The new campus will have space for up to 15,000 workers and will add 5,000 jobs in the immediate future. Apple expects the move to make it Austin’s largest private employer.
Apple currently employs 6,200 workers in Austin—more than in any other city apart from its Cupertino, California, headquarters. That number will increase substantially with completion of the new Austin headquarters.
The company signed a 10-year economic development contract in Texas six years ago, with Austin at the front of the line for expansion, as member local NPR station KUT reported at the time. That deal included a 100 percent property tax rebate and other incentives as well as requiring Apple to invest more than $300 million to build a new campus, according to the 2012 KUT story.
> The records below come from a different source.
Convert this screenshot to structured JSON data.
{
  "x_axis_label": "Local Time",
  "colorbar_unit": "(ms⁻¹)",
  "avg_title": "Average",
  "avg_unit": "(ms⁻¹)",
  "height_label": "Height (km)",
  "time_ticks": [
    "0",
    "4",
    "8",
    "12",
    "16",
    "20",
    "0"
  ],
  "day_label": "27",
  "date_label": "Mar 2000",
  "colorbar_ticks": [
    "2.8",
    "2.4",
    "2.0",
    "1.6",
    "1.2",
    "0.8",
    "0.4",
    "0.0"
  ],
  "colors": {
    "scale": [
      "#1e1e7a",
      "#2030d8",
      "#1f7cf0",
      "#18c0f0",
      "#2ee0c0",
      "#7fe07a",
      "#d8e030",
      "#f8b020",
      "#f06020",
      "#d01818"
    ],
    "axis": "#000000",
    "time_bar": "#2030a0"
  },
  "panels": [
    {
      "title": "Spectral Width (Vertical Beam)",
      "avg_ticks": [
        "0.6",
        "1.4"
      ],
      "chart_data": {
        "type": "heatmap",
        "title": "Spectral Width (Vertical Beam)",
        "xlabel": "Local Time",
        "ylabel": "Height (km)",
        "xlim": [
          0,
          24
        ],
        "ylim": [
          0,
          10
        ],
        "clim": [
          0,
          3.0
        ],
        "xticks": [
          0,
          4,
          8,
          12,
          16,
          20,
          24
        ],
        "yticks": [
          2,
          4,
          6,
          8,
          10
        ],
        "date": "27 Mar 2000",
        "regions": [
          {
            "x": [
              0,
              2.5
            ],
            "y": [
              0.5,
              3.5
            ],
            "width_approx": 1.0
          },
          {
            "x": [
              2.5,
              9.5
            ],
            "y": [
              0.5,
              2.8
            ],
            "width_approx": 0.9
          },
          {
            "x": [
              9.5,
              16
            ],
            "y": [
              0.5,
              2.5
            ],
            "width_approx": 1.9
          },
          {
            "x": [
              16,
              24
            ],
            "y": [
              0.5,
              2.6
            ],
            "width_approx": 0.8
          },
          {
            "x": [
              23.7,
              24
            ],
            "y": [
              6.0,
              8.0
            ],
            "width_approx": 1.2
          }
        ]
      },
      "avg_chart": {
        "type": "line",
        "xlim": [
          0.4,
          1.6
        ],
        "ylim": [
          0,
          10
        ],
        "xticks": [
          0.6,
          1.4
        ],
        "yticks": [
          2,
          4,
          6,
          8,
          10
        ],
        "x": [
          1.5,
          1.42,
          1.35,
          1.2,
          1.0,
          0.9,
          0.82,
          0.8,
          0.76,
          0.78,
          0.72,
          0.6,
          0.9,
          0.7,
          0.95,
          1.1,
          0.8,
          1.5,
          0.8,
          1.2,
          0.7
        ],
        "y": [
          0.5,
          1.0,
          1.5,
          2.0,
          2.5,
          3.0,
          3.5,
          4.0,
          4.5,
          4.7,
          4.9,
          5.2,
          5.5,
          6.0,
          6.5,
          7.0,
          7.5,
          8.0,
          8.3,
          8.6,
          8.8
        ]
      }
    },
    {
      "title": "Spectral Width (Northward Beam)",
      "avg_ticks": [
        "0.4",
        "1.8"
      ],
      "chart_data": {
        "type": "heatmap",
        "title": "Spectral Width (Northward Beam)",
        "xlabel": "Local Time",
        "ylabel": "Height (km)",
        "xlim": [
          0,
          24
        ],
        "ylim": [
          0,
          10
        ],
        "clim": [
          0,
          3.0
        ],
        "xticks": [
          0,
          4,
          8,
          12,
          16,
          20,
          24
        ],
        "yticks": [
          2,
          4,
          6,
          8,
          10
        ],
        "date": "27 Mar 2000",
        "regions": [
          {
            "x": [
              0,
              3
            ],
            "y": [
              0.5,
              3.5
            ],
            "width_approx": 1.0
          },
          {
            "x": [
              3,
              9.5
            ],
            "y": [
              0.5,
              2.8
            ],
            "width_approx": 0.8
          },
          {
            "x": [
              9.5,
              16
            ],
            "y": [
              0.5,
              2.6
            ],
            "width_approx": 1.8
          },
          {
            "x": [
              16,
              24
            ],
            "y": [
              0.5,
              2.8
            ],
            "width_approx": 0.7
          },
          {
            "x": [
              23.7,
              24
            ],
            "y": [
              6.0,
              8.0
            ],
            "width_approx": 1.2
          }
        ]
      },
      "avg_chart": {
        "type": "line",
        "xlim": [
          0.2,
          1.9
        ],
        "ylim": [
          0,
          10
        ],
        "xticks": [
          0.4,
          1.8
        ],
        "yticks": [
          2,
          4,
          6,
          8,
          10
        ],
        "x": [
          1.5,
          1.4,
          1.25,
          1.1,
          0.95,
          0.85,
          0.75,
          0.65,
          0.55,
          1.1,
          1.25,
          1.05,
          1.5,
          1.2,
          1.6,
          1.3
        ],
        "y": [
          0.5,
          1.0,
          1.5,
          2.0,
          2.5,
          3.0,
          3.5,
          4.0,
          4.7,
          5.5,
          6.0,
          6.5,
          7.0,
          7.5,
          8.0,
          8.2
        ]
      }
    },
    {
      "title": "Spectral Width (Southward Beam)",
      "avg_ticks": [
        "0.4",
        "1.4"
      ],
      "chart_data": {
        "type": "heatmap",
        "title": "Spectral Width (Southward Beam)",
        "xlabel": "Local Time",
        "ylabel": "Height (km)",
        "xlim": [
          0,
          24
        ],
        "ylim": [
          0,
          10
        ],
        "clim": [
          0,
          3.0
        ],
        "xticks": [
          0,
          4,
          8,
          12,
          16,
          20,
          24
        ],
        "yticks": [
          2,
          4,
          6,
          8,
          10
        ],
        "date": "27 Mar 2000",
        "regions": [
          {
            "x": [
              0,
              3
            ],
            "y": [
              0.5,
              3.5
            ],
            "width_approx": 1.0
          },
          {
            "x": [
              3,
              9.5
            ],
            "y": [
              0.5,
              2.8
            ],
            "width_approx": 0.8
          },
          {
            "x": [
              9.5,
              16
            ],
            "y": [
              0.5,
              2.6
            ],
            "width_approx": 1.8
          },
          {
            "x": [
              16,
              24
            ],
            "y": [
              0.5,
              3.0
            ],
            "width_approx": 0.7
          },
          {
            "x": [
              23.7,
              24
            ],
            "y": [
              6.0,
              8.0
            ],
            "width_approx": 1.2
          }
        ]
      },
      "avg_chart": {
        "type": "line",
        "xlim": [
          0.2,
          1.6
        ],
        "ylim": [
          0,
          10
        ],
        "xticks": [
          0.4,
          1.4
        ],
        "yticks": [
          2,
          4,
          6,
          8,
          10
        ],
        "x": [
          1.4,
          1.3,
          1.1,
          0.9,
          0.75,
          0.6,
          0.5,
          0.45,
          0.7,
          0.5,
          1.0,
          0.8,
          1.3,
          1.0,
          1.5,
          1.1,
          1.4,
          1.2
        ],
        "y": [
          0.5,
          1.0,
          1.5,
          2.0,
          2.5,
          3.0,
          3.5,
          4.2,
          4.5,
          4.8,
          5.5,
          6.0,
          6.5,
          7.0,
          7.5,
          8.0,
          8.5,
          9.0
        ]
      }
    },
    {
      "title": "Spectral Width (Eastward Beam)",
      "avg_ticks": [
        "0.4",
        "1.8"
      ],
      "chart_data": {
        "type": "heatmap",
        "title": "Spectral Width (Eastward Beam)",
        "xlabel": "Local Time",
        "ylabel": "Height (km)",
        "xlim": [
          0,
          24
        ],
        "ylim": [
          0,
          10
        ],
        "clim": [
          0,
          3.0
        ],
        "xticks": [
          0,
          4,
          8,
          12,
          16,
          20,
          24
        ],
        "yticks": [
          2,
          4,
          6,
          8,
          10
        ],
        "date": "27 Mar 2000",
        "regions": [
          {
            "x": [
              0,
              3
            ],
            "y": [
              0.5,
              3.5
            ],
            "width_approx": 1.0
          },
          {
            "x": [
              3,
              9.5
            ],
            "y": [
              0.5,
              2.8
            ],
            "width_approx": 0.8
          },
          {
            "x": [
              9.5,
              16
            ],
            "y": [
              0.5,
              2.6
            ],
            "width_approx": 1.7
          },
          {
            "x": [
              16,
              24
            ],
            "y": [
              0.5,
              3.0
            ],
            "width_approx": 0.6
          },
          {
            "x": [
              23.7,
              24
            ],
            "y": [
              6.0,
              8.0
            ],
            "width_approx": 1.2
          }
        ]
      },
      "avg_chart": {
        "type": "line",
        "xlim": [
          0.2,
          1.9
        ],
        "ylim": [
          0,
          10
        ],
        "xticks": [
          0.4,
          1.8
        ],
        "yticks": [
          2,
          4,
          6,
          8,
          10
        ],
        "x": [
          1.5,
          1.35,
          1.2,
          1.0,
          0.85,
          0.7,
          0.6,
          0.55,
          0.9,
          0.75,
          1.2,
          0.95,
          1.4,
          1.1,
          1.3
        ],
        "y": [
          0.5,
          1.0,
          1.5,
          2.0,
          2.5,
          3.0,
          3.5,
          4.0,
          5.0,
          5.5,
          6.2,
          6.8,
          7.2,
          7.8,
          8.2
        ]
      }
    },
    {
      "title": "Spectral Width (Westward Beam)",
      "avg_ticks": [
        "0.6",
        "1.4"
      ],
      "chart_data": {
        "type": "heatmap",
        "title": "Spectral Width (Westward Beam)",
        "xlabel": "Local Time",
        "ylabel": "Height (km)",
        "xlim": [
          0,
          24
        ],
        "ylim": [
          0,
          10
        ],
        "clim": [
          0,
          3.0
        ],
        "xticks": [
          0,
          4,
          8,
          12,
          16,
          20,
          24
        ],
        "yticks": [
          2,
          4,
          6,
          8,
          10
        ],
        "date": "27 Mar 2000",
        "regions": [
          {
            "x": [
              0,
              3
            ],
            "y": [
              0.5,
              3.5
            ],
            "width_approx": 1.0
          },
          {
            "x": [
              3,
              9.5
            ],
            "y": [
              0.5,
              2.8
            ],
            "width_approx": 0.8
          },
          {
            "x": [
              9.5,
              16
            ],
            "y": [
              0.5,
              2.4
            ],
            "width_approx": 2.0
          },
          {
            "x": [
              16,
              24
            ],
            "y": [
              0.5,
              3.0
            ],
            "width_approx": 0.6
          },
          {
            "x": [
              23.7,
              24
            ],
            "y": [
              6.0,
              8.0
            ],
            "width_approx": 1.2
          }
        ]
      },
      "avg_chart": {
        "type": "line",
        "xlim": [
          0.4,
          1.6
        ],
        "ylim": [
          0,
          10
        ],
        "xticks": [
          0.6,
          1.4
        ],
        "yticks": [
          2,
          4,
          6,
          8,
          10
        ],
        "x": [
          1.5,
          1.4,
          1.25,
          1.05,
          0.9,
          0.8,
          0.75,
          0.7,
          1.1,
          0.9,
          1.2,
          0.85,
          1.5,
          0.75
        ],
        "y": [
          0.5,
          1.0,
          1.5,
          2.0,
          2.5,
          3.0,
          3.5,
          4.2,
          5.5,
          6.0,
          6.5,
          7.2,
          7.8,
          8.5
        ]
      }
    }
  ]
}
Apple’s announcement comes in the wake of the news that Austin would not be the site of the much ballyhooed second Amazon headquarters, for which it was on the short list. While Austin lost its bid for that internet behemoth—which will be located in Washington, D.C., and Long Island City, New York—the Apple campus is likely to have some similar effects on the city’s housing costs and transportation systems, though to a smaller extent.